Recovery of loss of "hedging" by the STC - Pillay wrote to Berenger
27 April 2011 - Défi Media Group
Extremely rare. The Chief Executive Officer (CEO) of a parastatal body wrote to the Leader of the Opposition to light his lantern.
Monday, Megh Pillay has restored the facts on the recovery of losses caused by "hedging" on petroleum products: "It has Become Necessary to throw it some light additional raised from last week in an open debate fuelled by incomplete and distorted information leading to false perceptions in the public served by the State Trading Corporation. He was emperor current CEO, my duties of care and stewardship imposes upon me the duty to set the record straight."
First, Megh Pillay confirmed that between August 2008 and June 2009, this "hedging" has caused losses amounting to Rs 4.7 billion. Thus, STC had to borrow to meet its additional debt from Morgan Stanley (Rs 4.4 billion) and Mitsui Ltd (Rs 298 million): "Unable to pass the bulk of cost that to the market in 2008/2009 STC is resorted to overdraft, lines of credit and term loans to honour commitment to its Morgan Stanley and Mitsui. In case it failed, The Was The country risk rating would plunged, dragging down-the national economy."
Rs 4.7 billion to repay loans, has spent the STC note to consumers. Initially, on each liter of fuel purchased, the consumer pays 1.50 for Re 'hedging'. In July 2009, this amount was doubled. "Faced with this debt, STC had no physical assets worth the name to sell in July 2009. Decided it was then that to recoup massive loss by way of year of the increase in the provision then hedging retail price structure of petrol and diesel. The provision rose from Rs 1.50 to Rs 3 per liter," says Megh Pillay.
Thus, STC harvest each year, about Rs 1.2 billion, including Rs 810 million to 270 million liters of diesel and Rs 390 million to 130 million liters of gasoline.

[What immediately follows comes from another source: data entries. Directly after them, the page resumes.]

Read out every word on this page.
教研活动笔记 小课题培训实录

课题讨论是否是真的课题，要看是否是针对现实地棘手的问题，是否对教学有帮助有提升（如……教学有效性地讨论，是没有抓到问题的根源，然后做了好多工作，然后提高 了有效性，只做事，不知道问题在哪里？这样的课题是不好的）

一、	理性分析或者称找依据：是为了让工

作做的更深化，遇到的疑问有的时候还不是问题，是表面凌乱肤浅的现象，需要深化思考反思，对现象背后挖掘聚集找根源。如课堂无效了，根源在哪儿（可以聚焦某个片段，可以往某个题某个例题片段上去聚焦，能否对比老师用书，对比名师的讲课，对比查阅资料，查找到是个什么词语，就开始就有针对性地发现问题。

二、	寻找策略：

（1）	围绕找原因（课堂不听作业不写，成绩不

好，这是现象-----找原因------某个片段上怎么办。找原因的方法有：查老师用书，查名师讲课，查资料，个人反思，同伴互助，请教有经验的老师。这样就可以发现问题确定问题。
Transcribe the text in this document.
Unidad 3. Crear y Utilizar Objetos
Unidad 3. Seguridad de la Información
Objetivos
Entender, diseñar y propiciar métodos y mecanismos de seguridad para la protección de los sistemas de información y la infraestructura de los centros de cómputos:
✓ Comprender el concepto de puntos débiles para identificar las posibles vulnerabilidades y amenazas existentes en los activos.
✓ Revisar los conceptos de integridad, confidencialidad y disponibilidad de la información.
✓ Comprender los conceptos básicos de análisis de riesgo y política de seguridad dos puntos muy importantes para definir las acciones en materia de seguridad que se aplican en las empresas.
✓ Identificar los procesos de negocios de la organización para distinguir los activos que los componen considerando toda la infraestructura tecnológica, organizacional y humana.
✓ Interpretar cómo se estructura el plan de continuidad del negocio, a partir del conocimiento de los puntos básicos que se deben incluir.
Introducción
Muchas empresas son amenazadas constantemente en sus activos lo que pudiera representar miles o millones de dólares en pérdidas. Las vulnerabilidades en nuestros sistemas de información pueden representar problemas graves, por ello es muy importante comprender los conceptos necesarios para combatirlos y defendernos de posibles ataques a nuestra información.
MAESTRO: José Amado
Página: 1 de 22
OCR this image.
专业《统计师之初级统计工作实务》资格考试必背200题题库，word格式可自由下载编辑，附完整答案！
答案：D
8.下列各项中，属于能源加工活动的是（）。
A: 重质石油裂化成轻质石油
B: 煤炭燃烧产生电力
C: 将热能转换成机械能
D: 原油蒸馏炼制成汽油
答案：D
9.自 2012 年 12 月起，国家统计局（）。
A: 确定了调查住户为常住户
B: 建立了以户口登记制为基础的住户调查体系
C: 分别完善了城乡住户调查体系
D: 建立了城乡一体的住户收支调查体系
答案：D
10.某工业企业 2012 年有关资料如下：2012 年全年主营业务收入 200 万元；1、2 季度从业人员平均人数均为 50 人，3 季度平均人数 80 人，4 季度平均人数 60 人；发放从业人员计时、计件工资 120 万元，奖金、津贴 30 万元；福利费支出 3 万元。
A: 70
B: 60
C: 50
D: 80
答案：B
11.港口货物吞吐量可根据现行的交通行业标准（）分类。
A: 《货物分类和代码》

As a result, consumers will ante up for these losses until May 2012.
By the way, Megh Pillay gives the lie to Mahen Gowressoo then Minister of Commerce: "Contrary to what the Minister responsible recently asserted then in the press," could not STC then, nor now, raise Rs 200 million monthly Under item That goal Rather year average of Rs 100 million."
Finally, the CEO of STC reassures the leader of the opposition that this entire amount is used to offset the loss of "hedging" on petroleum products and not one penny is used for cover other losses: "Current management confirms that the totality of amount that goes to the offset hedging loss in STC's accounts and for any other purpose not have wrongly alleged (...) STC management gives assurance that it is not and shall not be engaging in recovering losses were victims diesel and petrol to pay for any past trading of loss in other products - including major peas and milk powder - even if recorded losses latter is, however deplorable (and sensational), are relatively minor."
Ranjitsingh Soomarooa: "The 'hedging' suited the situation"
It was clear! The former CEO of STC argues that at the time the decision to opt for the "hedging" was perfectly suited to the situation and he does not regret. "Unfortunately, the price has plummeted and it was not my fault.”
“We had to maintain the payment of hedging," defends Ranjitsingh Soomarooa on the set of Grand Journal on Radio Plus on Tuesday. STC had "hedged" on 161 U.S. dollars per barrel while oil was selling for $ 142 U.S. a barrel. So, Mauritians have been forced to pay Rs 3 on each liter to repay the "hedging".
He stressed that the decision of "hedging" is not his: "I made a proposal to the board that included several experts. The "hedging" was a collective decision. The "hedging" has been repaid, but there are still debts. Ranjitsingh Soomarooa explains: "We were in financial difficulty and tried to negotiate with Morgan Stanley offered me a solution to the detriment of STC.”
“So I refused. Upon my return home, the STC had contracted loans with different banks to pay the 'hedging'. It is precisely these loans that we have to be repaid." Compared to the State Trading Company Mauritius (STCM) Ltd Ranjitsingh Soomarooa argues that it is a private company up in order to make money to provide financial support to STC. According to him, the STCM is not beholden to the government and should only submit its annual report to STC.